Das heisst, wir alle haben Verhaltensweisen und Muster, die uns selbst gar nicht bewusst sind, die aber auf andere unter Umständen eine grosse Wirkung haben können. In zahlreichen Weiterbildungen, die ich als Berater und Seminarleiter über mich ergehen lassen musste, war genau diese Frage immer wieder ein Thema. Und so merke ich, dass es tatsächlich ziemlich tückisch sein könnte, wenn ich den Lebenslauf für meine Beerdigung jetzt schon selber verfassen würde.

Dazu kommt ja noch, dass ich jetzt in einem Alter bin, in dem theoretisch noch mehr als 20 Jahre vor mir liegen. Und was passiert denn mit mir in all diesen Jahren? Werde ich vielleicht ein besserer Mensch oder entwickeln sich bei mir Verhaltensweisen, die andere dann nur noch nerven? Werde ich vielleicht ein alter, eigensinniger, sturer Bock? Die Sache ist also nicht ganz einfach. Doch eine Idee habe ich …

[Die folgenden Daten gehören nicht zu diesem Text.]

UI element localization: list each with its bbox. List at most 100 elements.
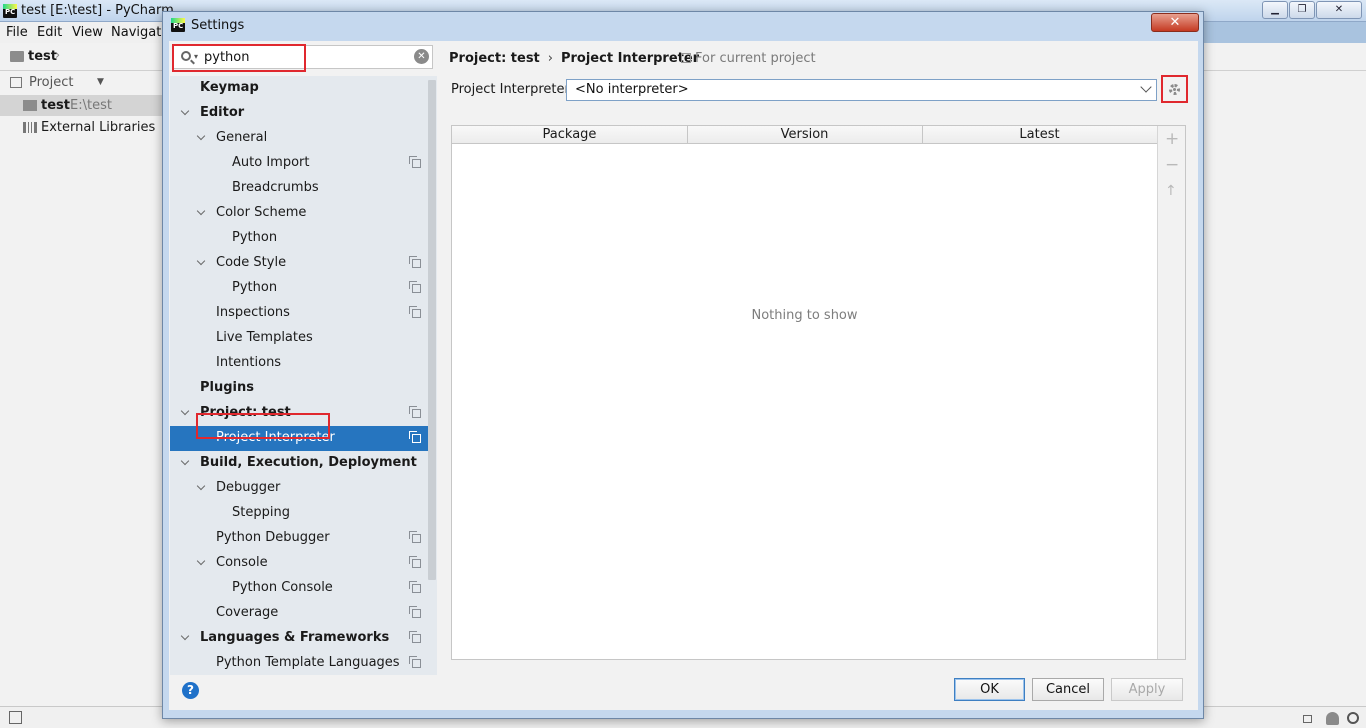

«In einem Arbeitszeugnis darf grundsätzlich nichts Schlechtes über jemanden geschrieben werden. (...) In solchen Fällen wird dann einfach das Thema (...) weggelassen. Und das entspricht dann genau der Vorgehensweise beim Verlesen von Lebensläufen an Beerdigungen.»
Albin Rohrer

Fokus auf das Gute

Im Laufe meines Berufslebens haben sich mehrere Arbeitszeugnisse angesammelt. Diese geben ja nicht nur Auskunft über die fachlichen Fähigkeiten, sondern auch über die so genannten «Selbst- und Sozialkompetenzen.» Das sind dann jeweils Beschreibungen, wie sich jemand als Mensch, als Mitarbeiter, als Untergebener oder Vorgesetzter verhalten hat. Von Zuverlässigkeit, Pflichtbewusstsein, Freundlichkeit, Hilfsbereitschaft, Loyalität, Wertschätzung, Korrektheit und Ähnlichem ist dabei die Rede. Von den Selbst- und den Sozialkompetenzen weiss der Mensch übrigens, dass diese sich vom beruflichen zum privaten Bereich nicht wirklich unterscheiden. Das heisst: Ist jemand bei der Arbeit freundlich, ehrlich und korrekt, so ist er das auch im Privaten.

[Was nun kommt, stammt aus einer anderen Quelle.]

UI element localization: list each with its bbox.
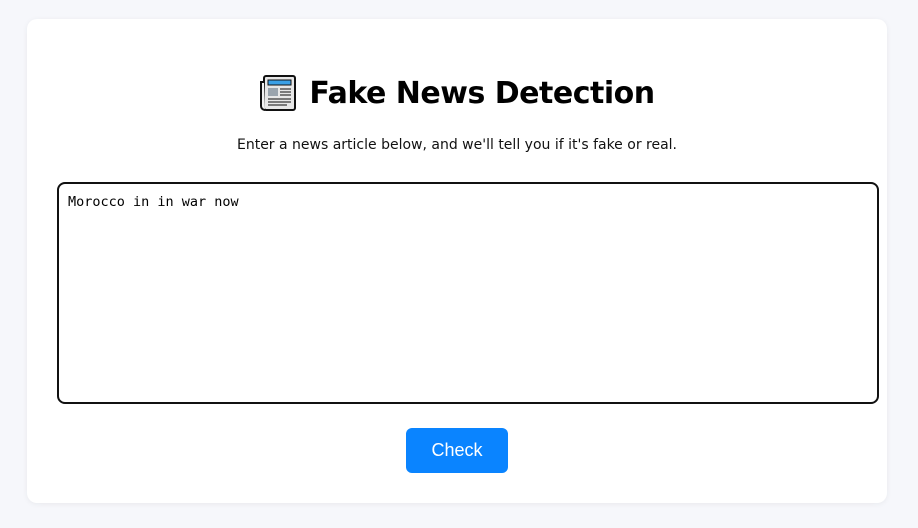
page-subtitle: Enter a news article below, and we'll te… xyxy=(236,137,677,153)
check-button[interactable]: Check xyxy=(406,428,508,473)
page-title: Fake News Detection xyxy=(309,75,655,111)
main-card: Fake News Detection Enter a news article… xyxy=(27,19,887,503)
newspaper-icon xyxy=(259,74,297,112)
news-article-input[interactable]: Morocco in in war now xyxy=(57,182,879,404)
page-header: Fake News Detection xyxy=(27,74,887,112)
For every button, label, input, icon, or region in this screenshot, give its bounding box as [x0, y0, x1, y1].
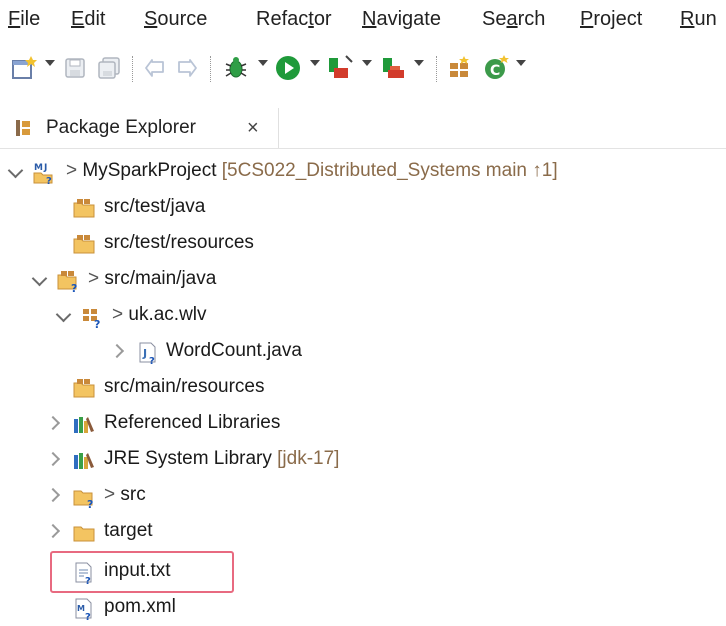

Also: Ich krame alle meine Arbeitszeugnisse hervor und lese diese genau. Dabei fällt mir aber noch etwas ein: In einem Arbeitszeugnis darf grundsätzlich nichts Schlechtes über jemanden geschrieben werden. Die Formulierung «er war selten zuverlässig», wäre also nicht erlaubt. In solchen Fällen wird dann einfach das Thema «Zuverlässigkeit» weggelassen. Und das entspricht dann genau der Vorgehensweise beim Verlesen von Lebensläufen an Beerdigungen …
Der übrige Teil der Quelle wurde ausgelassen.